Foi preciso o presidente Michel Temer admitir publicamente a dificuldade de aprovar a reforma da Previdência para o senhor mercado acreditar no que está claro há muitos meses: o governo não tem os votos necessários. Diante da reação do senhor mercado, com queda na Bolsa e alta no dólar, foi preciso acionar a tropa de choque para reduzir o tamanho do sinistro provocado pela sinceridade presidencial. Das reuniões e pronunciamentos em vídeo saiu a promessa de que as mudanças na Previdência seguem na agenda e que, se para aprová-las for preciso uma reforma ministerial, Temer fará.

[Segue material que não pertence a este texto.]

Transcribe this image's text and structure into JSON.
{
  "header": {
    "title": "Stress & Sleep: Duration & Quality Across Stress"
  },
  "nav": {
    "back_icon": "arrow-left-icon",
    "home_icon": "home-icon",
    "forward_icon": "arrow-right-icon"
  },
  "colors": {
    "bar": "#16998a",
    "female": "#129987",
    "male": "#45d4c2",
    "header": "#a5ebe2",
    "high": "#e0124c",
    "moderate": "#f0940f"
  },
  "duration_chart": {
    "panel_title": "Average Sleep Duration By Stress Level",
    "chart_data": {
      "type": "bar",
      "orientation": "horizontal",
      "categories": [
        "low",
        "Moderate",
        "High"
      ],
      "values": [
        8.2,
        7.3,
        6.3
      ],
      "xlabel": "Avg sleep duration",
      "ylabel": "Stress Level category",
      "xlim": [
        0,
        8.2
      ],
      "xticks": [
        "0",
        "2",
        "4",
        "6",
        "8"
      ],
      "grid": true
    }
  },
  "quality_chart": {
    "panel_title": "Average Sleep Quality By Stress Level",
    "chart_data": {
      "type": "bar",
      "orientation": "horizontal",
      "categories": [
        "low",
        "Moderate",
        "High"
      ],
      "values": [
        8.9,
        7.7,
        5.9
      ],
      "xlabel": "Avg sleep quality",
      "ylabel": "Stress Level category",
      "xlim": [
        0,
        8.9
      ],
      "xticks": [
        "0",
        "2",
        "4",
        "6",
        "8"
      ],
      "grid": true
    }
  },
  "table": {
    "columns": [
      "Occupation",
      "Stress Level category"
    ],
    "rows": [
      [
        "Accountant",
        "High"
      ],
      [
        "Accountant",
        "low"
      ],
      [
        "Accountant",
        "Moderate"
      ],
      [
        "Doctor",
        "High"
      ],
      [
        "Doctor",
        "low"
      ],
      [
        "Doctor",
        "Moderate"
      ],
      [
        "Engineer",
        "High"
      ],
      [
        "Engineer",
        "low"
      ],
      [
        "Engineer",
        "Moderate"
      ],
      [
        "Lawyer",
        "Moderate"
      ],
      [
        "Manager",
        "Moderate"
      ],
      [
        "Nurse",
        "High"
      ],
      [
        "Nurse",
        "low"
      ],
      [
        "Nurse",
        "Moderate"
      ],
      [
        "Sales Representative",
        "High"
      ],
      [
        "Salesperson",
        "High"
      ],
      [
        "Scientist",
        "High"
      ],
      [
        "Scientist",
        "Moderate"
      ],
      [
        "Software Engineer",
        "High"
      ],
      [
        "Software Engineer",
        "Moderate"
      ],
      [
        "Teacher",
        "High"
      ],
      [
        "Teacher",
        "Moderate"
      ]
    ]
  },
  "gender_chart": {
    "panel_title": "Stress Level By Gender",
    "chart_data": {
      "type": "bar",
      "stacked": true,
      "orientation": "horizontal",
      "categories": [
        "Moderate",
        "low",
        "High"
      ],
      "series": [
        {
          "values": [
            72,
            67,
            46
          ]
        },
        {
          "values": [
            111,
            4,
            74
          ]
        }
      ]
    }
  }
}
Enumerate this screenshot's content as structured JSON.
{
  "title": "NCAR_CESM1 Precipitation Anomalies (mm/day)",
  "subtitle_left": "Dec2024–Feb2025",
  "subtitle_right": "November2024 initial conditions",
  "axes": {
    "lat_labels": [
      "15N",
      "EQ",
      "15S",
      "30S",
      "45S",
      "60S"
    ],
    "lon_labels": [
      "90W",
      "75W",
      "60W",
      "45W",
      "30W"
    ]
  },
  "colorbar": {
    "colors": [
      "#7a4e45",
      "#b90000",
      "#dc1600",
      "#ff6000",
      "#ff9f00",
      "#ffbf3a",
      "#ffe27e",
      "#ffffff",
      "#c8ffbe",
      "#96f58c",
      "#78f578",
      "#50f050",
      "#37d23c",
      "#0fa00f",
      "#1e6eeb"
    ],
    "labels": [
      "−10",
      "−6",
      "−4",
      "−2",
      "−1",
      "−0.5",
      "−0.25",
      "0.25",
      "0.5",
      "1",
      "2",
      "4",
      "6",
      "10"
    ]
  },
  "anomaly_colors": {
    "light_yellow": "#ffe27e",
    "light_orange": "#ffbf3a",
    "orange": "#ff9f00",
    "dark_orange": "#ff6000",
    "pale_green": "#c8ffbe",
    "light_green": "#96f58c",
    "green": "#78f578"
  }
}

A reforma ministerial é necessária porque o PSDB está com um pé fora do barco e o outro levantado para dar o próximo passo. Em tese, a saída do PSDB não é empecilho à reforma, porque os principais líderes do partido dizem que, para votar no que acreditam, não precisam estar nos ministérios. O problema é outro: o governo se comunica mal e carece de legitimidade para aprovar projetos polêmicos às vésperas de uma eleição geral.
Já é certo que a proposta ousada encaminhada ao Congresso, e que já havia sido desidratada ao longo do tempo, vai se desmilinguir ainda mais para ter alguma chance de aprovação. Ainda assim, nada garante que seja aprovada, dado a resistência dos trabalhadores que serão afetados pelas mudanças e o medo visceral que deputados e senadores têm de se queimar com o eleitor.
Temer perdeu a batalha da comunicação porque não conseguiu um discurso coeso para contrapor a retórica da oposição de que a Previdência não tem déficit. Em um país pouco acostumado a planejar o futuro e sem tradição de poupança, não funcionou repetir o mantra de que existe o risco de os aposentados não receberem o benefício daqui a alguns anos. Para piorar as coisas, Temer e seus ministros tratam a reforma da Previdência como um projeto de combate aos privilégios.
Soa como piada falar em combate aos privilégios quando os afetados serão os trabalhadores do setor privado, que majoritariamente se aposentam com o salário mínimo. Pouquíssimos conseguem alcançar o teto de cerca de R$ 5 mil. Proporcionalmente, o grande rombo da Previdência está no setor público, que terá regras iguais, mas a proposta de reforma já nasceu com exceções que minam a credibilidade. Os militares, por exemplo.
A aprovação da reforma previdenciária já era considerada difícil antes do escândalo Joesley Batista. As duas denúncias da Procuradoria-Geral da República sugaram a energia do Planalto. Para salvar o mandato, Temer gastou capital político e financeiro, ao abrir as torneiras dos ministérios para contemplar demandas dos aliados.
Sem a reforma, dizem os ministros, o teto de gastos vira letra morta ou, em poucos anos, toda a arrecadação será canalizada para o custeio, sem margem para investimentos. Um arremedo de reforma, restrito à idade mínima e a questões cosméticas, pode acalmar o mercado financeiro, mas a parte dura ficará para o próximo presidente, empoderado pelas urnas.
Aliás
A substituição de Leandro Daiello no comando da Polícia Federal é um alento para os que desejam estancar a sangria da Lava-Jato. Desde antes do impeachment, a cabeça do delegado vinha sendo pedida pelos incomodados com seu excesso de independência.